Le psychologue clinicien aurait-il peur du groupe, de son nombre, du conflit en cas de rapport de force se substituant au rapport de sens qu’il veut instituer (fantasme du groupe persécuteur)?

Pourtant le groupe est riche de potentialités : il peut jouer un rôle d’étayage au même titre que le psychologue, dans ses interactions, dans le croisement des regards et des référents théoriques de ses acteurs. Le psychologue-animateur n’est donc pas seul dans le groupe pour prendre en charge ; il peut s’étayer du groupe lui-même, et lâcher, comme il sait lâcher son fantasme de maîtrise dans l’entretien. Là aussi le cadre semble déterminant comme contenant, et une méthode d’analyse des pratiques (GEASE, GAPP etc.), dans ses exigences éthiques et méthodologiques, et à laquelle on peut se former,  peut sécuriser le groupe (…et son animateur), l’amener à travailler.

 

Le remaniement, ou l’élargissement de la professionnalité du psychologue peut être pour lui un enrichissement personnel et professionnel, si un certain nombre de conditions sont réunies (de transfert de compétences, d’acquisition de nouvelles compétences, de formation complémentaire, de reconnaissance institutionnelle…) ?

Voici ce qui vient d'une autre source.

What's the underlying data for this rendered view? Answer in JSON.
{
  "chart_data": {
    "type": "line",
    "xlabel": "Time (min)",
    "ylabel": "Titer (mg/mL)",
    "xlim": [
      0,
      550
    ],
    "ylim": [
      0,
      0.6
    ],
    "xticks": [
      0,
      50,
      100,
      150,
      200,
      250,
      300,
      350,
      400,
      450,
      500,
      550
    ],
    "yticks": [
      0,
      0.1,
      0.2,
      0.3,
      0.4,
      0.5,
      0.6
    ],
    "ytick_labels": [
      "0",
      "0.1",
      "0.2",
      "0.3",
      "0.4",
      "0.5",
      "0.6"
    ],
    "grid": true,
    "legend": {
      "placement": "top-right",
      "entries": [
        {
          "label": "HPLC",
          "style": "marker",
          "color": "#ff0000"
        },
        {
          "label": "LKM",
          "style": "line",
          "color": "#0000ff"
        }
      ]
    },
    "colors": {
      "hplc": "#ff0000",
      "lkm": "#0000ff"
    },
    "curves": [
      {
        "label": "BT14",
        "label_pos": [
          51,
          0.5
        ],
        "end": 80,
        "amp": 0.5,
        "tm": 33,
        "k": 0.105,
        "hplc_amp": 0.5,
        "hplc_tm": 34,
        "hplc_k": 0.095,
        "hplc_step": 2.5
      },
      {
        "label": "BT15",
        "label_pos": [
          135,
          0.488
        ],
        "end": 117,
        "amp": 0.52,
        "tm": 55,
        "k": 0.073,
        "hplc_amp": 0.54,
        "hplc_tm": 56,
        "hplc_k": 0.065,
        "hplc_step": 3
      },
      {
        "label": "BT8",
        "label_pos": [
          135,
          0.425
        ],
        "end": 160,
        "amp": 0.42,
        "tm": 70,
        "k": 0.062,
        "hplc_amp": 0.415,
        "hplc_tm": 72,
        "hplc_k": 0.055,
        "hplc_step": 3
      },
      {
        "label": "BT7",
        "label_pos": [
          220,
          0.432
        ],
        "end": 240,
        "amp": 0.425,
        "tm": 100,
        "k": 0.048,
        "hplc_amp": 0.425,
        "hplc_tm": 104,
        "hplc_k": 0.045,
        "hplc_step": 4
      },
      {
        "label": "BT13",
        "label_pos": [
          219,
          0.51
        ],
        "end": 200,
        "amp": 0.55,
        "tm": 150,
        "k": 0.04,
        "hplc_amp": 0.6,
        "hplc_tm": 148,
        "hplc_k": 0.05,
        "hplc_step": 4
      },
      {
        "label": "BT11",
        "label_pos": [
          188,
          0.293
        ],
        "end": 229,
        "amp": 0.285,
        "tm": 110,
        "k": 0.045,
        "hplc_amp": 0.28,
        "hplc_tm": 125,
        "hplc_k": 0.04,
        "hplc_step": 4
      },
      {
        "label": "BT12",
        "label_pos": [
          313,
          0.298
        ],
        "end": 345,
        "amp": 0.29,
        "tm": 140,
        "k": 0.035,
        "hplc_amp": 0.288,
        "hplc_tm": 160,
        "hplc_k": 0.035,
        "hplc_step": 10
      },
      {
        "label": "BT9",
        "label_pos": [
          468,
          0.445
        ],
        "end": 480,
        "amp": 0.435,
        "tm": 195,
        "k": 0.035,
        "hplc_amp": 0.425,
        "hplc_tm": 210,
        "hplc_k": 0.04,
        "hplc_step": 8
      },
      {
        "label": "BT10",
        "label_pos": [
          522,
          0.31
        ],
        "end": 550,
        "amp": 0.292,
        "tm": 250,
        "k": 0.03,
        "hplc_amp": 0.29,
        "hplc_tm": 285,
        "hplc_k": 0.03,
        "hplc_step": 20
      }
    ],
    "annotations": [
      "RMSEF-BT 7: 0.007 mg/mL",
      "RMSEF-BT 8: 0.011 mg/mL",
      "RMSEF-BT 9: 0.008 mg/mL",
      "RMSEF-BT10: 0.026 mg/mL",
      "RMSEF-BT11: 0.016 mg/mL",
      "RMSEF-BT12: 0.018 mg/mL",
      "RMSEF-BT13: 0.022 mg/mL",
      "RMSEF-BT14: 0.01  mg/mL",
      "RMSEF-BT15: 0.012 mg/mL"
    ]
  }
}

Travailler à l’aide à l’APP, c’est accompagner les personnes à s’accompagner elles-mêmes face à l’évolution difficile de leur carrière et incertaine de leur vie. C’est aussi les faire travailler en groupe, à un moment où l’individualisme peut ruiner les solidarités professionnelles et humaines. Or le groupe est socialisateur, il apprend à vivre ensemble : on peut y apprendre à écouter l’autre, le comprendre, et l’étayer ; on peut aussi y apprendre à parler, s’entendre et être entendu, et pas seulement par un spécialiste payé pour ce travail. A l’heure où l’on peut faire jouer à l’entretien individuel le rôle de renarcissation d’individus blessés par les formes d’organisation économique et sociale actuelles – ce qui évite la critique sociale du système à l’origine de ces blessures, en individualisant et psychologisant les solutions -, il n’est peut être pas inutile que des psychologues s’investissent dans l’animation de groupes qui développent des habitus de socialisation démocratique des individus et des groupes. Ce peut être une dimension politique du travail de psychologue.